The prevalence of this potentially debilitating condition is increasing rapidly, raising concern around the accuracy of diagnosis and treatment of this condition.
Dr Jaytesh Pillay, orthopaedic and spine surgeon practising at Netcare Waterfall City Hospital in Midrand, Johannesburg, says that false perceptions about lower back pain may have a great influence on the proper diagnosis and treatment of the condition. “Too many people mistakenly believe that lower back pain is just something they have to live with, without thinking about the cause or realising that it may result in long term damage. Lower back pain can be a sign of serious injuries or another underlying condition and should not be taken lightly,” he cautions.
“Another big problem is fear of surgery, as many people think that the only way to treat lower back pain is with back or spine surgery, which is incorrect. In fact, most cases are treated successfully without any form of surgery,” he says.
Dr Pillay holds that a multi-disciplinary approach is the best way to treat lower back pain. “At Netcare Waterfall City Hospital, we have a fully integrated spinal team consisting of orthopaedic spine surgeons, neurosurgeons, physiotherapists, biokineticists and dieticians. There are many different causes of the condition and therefore a variety of skills are required to treat each individual case appropriately,” he says.
Causes of lower back pain
“The causes of lower back pain are widespread and it is very difficult to pinpoint one or two specific causes. It is most commonly caused by disc disorders and muscle injuries in young patients or degenerative causes in older people. However, it may be more serious in the case of fractures or spinal cord compression. Bearing in mind that there are extra spinal causes of lower back pain such as hernias, bladder or uterus problems.”
Treatment for lower back pain
“Lower back pain can be successfully treated with the use of non-invasive, low risk methods. These may include a combination of exercises, provided and facilitated by a physiotherapist, anti-inflammatory and pain medication, as well as bed rest,” explains Dr Pillay.
“In extreme cases, surgery may be advised, but only after all conservative methods have been exhausted and the patient is fully worked up using various diagnostic tests, specifically an MRI scan. An MRI scan is a non-invasive scan that allows us to visualize the nerves, spinal cord, discs and muscles.
Risk factors associated with lower back pain
“By avoiding certain risk factors, you can greatly reduce your chance of lower back pain as well as improve your general health,” Dr Pillay advises. “Risk factors that increase your chances of developing the condition include obesity, a sedentary lifestyle, hazards such as lifting heavy objects, as well as poor posture and smoking,” he cautions.
Dr Pillay concludes with tips on how you can avoid injury that may cause lower back pain:
- When lifting heavy objects, try to place most of the weight on your knees instead of your back.
- Avoid sitting for long periods of time.

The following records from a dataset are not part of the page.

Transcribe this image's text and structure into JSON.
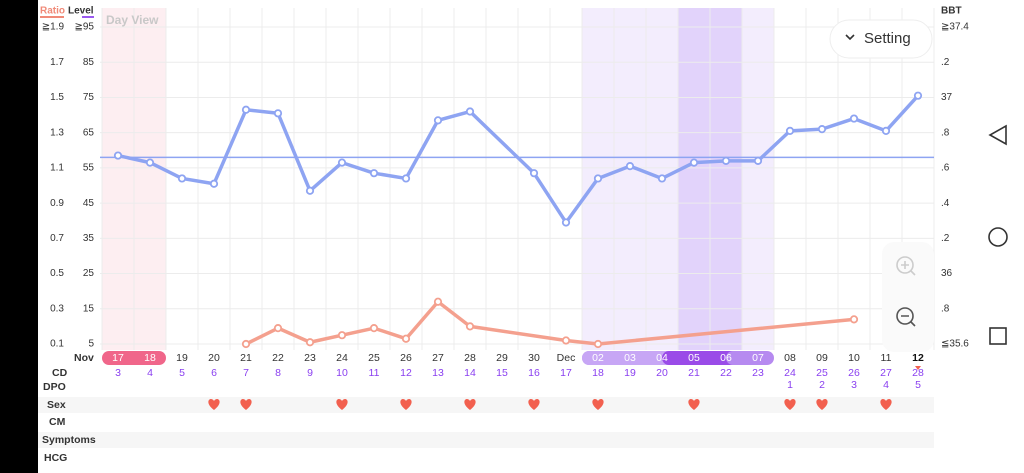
{
  "day_view": "Day View",
  "setting_button": "Setting",
  "row_labels": {
    "date": "Nov",
    "cd": "CD",
    "dpo": "DPO",
    "sex": "Sex",
    "cm": "CM",
    "symptoms": "Symptoms",
    "hcg": "HCG"
  },
  "chart_data": {
    "type": "line",
    "ratio_label": "Ratio",
    "level_label": "Level",
    "bbt_label": "BBT",
    "categories": [
      "17",
      "18",
      "19",
      "20",
      "21",
      "22",
      "23",
      "24",
      "25",
      "26",
      "27",
      "28",
      "29",
      "30",
      "Dec",
      "02",
      "03",
      "04",
      "05",
      "06",
      "07",
      "08",
      "09",
      "10",
      "11",
      "12"
    ],
    "ratio_ylim": [
      0.1,
      1.9
    ],
    "ratio_yticks": [
      {
        "value": 1.9,
        "label": "≧1.9"
      },
      1.7,
      1.5,
      1.3,
      1.1,
      0.9,
      0.7,
      0.5,
      0.3,
      0.1
    ],
    "level_ylim": [
      5,
      95
    ],
    "level_yticks": [
      {
        "value": 95,
        "label": "≧95"
      },
      85,
      75,
      65,
      55,
      45,
      35,
      25,
      15,
      5
    ],
    "y2lim": [
      35.6,
      37.4
    ],
    "y2ticks": [
      {
        "value": 37.4,
        "label": "≧37.4"
      },
      {
        "value": 37.2,
        "label": ".2"
      },
      37,
      {
        "value": 36.8,
        "label": ".8"
      },
      {
        "value": 36.6,
        "label": ".6"
      },
      {
        "value": 36.4,
        "label": ".4"
      },
      {
        "value": 36.2,
        "label": ".2"
      },
      36,
      {
        "value": 35.8,
        "label": ".8"
      },
      {
        "value": 35.6,
        "label": "≦35.6"
      }
    ],
    "grid": true,
    "coverline": 36.66,
    "series": [
      {
        "color": "#8ea4f2",
        "axis": "y2",
        "values": [
          36.67,
          36.63,
          36.54,
          36.51,
          36.93,
          36.91,
          36.47,
          36.63,
          36.57,
          36.54,
          36.87,
          36.92,
          null,
          36.57,
          36.29,
          36.54,
          36.61,
          36.54,
          36.63,
          36.64,
          36.64,
          36.81,
          36.82,
          36.88,
          36.81,
          37.01
        ]
      },
      {
        "color": "#f4a08e",
        "axis": "ratio",
        "values": [
          null,
          null,
          null,
          null,
          0.1,
          0.19,
          0.11,
          0.15,
          0.19,
          0.13,
          0.34,
          0.2,
          null,
          null,
          0.12,
          0.1,
          null,
          null,
          null,
          null,
          null,
          null,
          null,
          0.24,
          null,
          null
        ]
      }
    ],
    "cd": [
      3,
      4,
      5,
      6,
      7,
      8,
      9,
      10,
      11,
      12,
      13,
      14,
      15,
      16,
      17,
      18,
      19,
      20,
      21,
      22,
      23,
      24,
      25,
      26,
      27,
      28
    ],
    "dpo": [
      null,
      null,
      null,
      null,
      null,
      null,
      null,
      null,
      null,
      null,
      null,
      null,
      null,
      null,
      null,
      null,
      null,
      null,
      null,
      null,
      null,
      1,
      2,
      3,
      4,
      5
    ],
    "sex": [
      false,
      false,
      false,
      true,
      true,
      false,
      false,
      true,
      false,
      true,
      false,
      true,
      false,
      true,
      false,
      true,
      false,
      false,
      true,
      false,
      false,
      true,
      true,
      false,
      true,
      false
    ]
  }
}
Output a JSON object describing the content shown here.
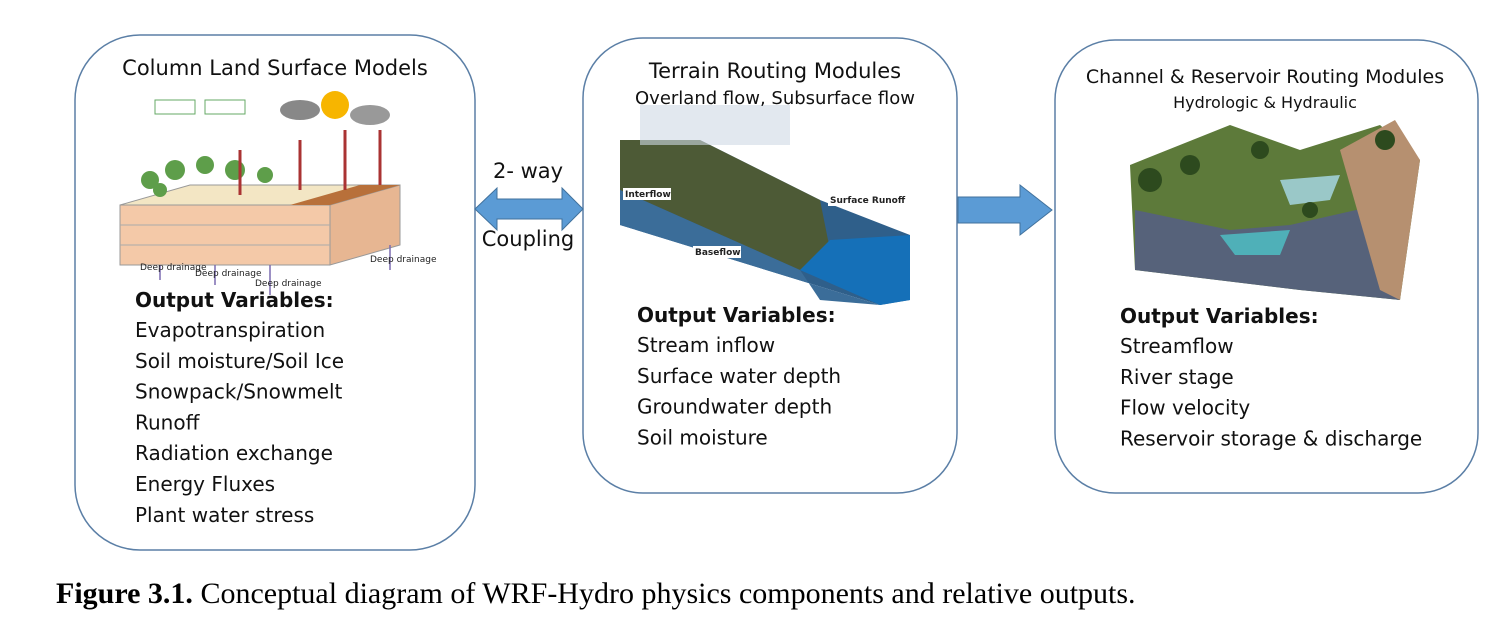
{
  "panels": [
    {
      "title": "Column Land Surface Models",
      "subtitle": null,
      "illustration_labels": [
        "Deep drainage",
        "Deep drainage",
        "Deep drainage",
        "Deep drainage"
      ],
      "outputs_heading": "Output Variables:",
      "outputs": [
        "Evapotranspiration",
        "Soil moisture/Soil Ice",
        "Snowpack/Snowmelt",
        "Runoff",
        "Radiation exchange",
        "Energy Fluxes",
        "Plant water stress"
      ]
    },
    {
      "title": "Terrain Routing Modules",
      "subtitle": "Overland flow, Subsurface flow",
      "illustration_labels": [
        "Interflow",
        "Surface Runoff",
        "Baseflow"
      ],
      "outputs_heading": "Output Variables:",
      "outputs": [
        "Stream inflow",
        "Surface water depth",
        "Groundwater depth",
        "Soil moisture"
      ]
    },
    {
      "title": "Channel & Reservoir Routing Modules",
      "subtitle": "Hydrologic & Hydraulic",
      "illustration_labels": [],
      "outputs_heading": "Output Variables:",
      "outputs": [
        "Streamflow",
        "River stage",
        "Flow velocity",
        "Reservoir storage & discharge"
      ]
    }
  ],
  "coupling": {
    "line1": "2- way",
    "line2": "Coupling"
  },
  "caption": {
    "label": "Figure 3.1.",
    "text": "Conceptual diagram of WRF-Hydro physics components and relative outputs."
  }
}
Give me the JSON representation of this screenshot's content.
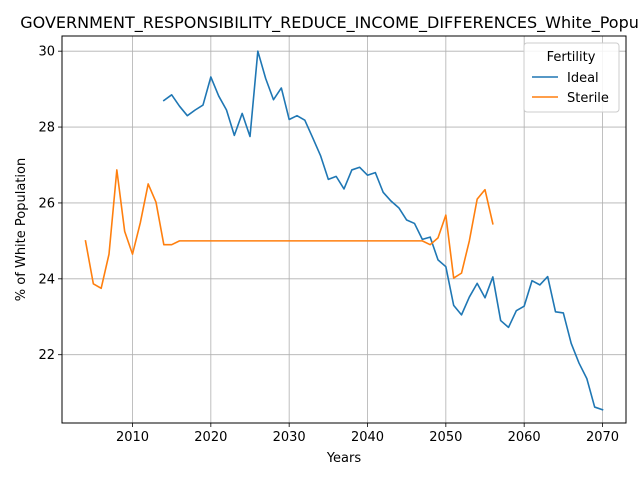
{
  "chart_data": {
    "type": "line",
    "title": "GOVERNMENT_RESPONSIBILITY_REDUCE_INCOME_DIFFERENCES_White_Population",
    "xlabel": "Years",
    "ylabel": "% of White Population",
    "xlim": [
      2001,
      2073
    ],
    "ylim": [
      20.2,
      30.4
    ],
    "xticks": [
      2010,
      2020,
      2030,
      2040,
      2050,
      2060,
      2070
    ],
    "yticks": [
      22,
      24,
      26,
      28,
      30
    ],
    "grid": true,
    "legend": {
      "title": "Fertility",
      "position": "top-right"
    },
    "series": [
      {
        "name": "Ideal",
        "color": "#1f77b4",
        "x": [
          2014,
          2015,
          2016,
          2017,
          2018,
          2019,
          2020,
          2021,
          2022,
          2023,
          2024,
          2025,
          2026,
          2027,
          2028,
          2029,
          2030,
          2031,
          2032,
          2033,
          2034,
          2035,
          2036,
          2037,
          2038,
          2039,
          2040,
          2041,
          2042,
          2043,
          2044,
          2045,
          2046,
          2047,
          2048,
          2049,
          2050,
          2051,
          2052,
          2053,
          2054,
          2055,
          2056,
          2057,
          2058,
          2059,
          2060,
          2061,
          2062,
          2063,
          2064,
          2065,
          2066,
          2067,
          2068,
          2069,
          2070
        ],
        "y": [
          28.7,
          28.85,
          28.55,
          28.3,
          28.45,
          28.58,
          29.32,
          28.82,
          28.45,
          27.78,
          28.36,
          27.75,
          30.0,
          29.28,
          28.72,
          29.03,
          28.2,
          28.3,
          28.18,
          27.72,
          27.25,
          26.62,
          26.7,
          26.37,
          26.87,
          26.94,
          26.73,
          26.8,
          26.28,
          26.05,
          25.87,
          25.55,
          25.46,
          25.04,
          25.1,
          24.5,
          24.32,
          23.3,
          23.05,
          23.52,
          23.88,
          23.5,
          24.05,
          22.9,
          22.72,
          23.16,
          23.28,
          23.95,
          23.84,
          24.06,
          23.13,
          23.1,
          22.3,
          21.78,
          21.37,
          20.62,
          20.55
        ]
      },
      {
        "name": "Sterile",
        "color": "#ff7f0e",
        "x": [
          2004,
          2005,
          2006,
          2007,
          2008,
          2009,
          2010,
          2011,
          2012,
          2013,
          2014,
          2015,
          2016,
          2017,
          2018,
          2019,
          2020,
          2021,
          2022,
          2023,
          2024,
          2025,
          2026,
          2027,
          2028,
          2029,
          2030,
          2031,
          2032,
          2033,
          2034,
          2035,
          2036,
          2037,
          2038,
          2039,
          2040,
          2041,
          2042,
          2043,
          2044,
          2045,
          2046,
          2047,
          2048,
          2049,
          2050,
          2051,
          2052,
          2053,
          2054,
          2055,
          2056
        ],
        "y": [
          25.0,
          23.87,
          23.75,
          24.65,
          26.87,
          25.25,
          24.65,
          25.48,
          26.5,
          26.02,
          24.9,
          24.9,
          25.0,
          25.0,
          25.0,
          25.0,
          25.0,
          25.0,
          25.0,
          25.0,
          25.0,
          25.0,
          25.0,
          25.0,
          25.0,
          25.0,
          25.0,
          25.0,
          25.0,
          25.0,
          25.0,
          25.0,
          25.0,
          25.0,
          25.0,
          25.0,
          25.0,
          25.0,
          25.0,
          25.0,
          25.0,
          25.0,
          25.0,
          25.0,
          24.9,
          25.08,
          25.68,
          24.02,
          24.15,
          25.0,
          26.1,
          26.35,
          25.45
        ]
      }
    ]
  }
}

If you have a desk-bound job, try getting up and walking around frequently to minimise strain on your back.
- Exercise regularly and pay special attention to your posture while exercising. Try to keep your back straight and your shoulders relaxed. Stretching exercises such as yoga or Pilates can also have a positive impact on your posture and core strength.
- Consider calcium and magnesium supplements, especially if you are over 40. Also consider having bone density tests at this age.
- Improve your quality of sleep by sleeping with your spine in a neutral position on a comfortable mattress.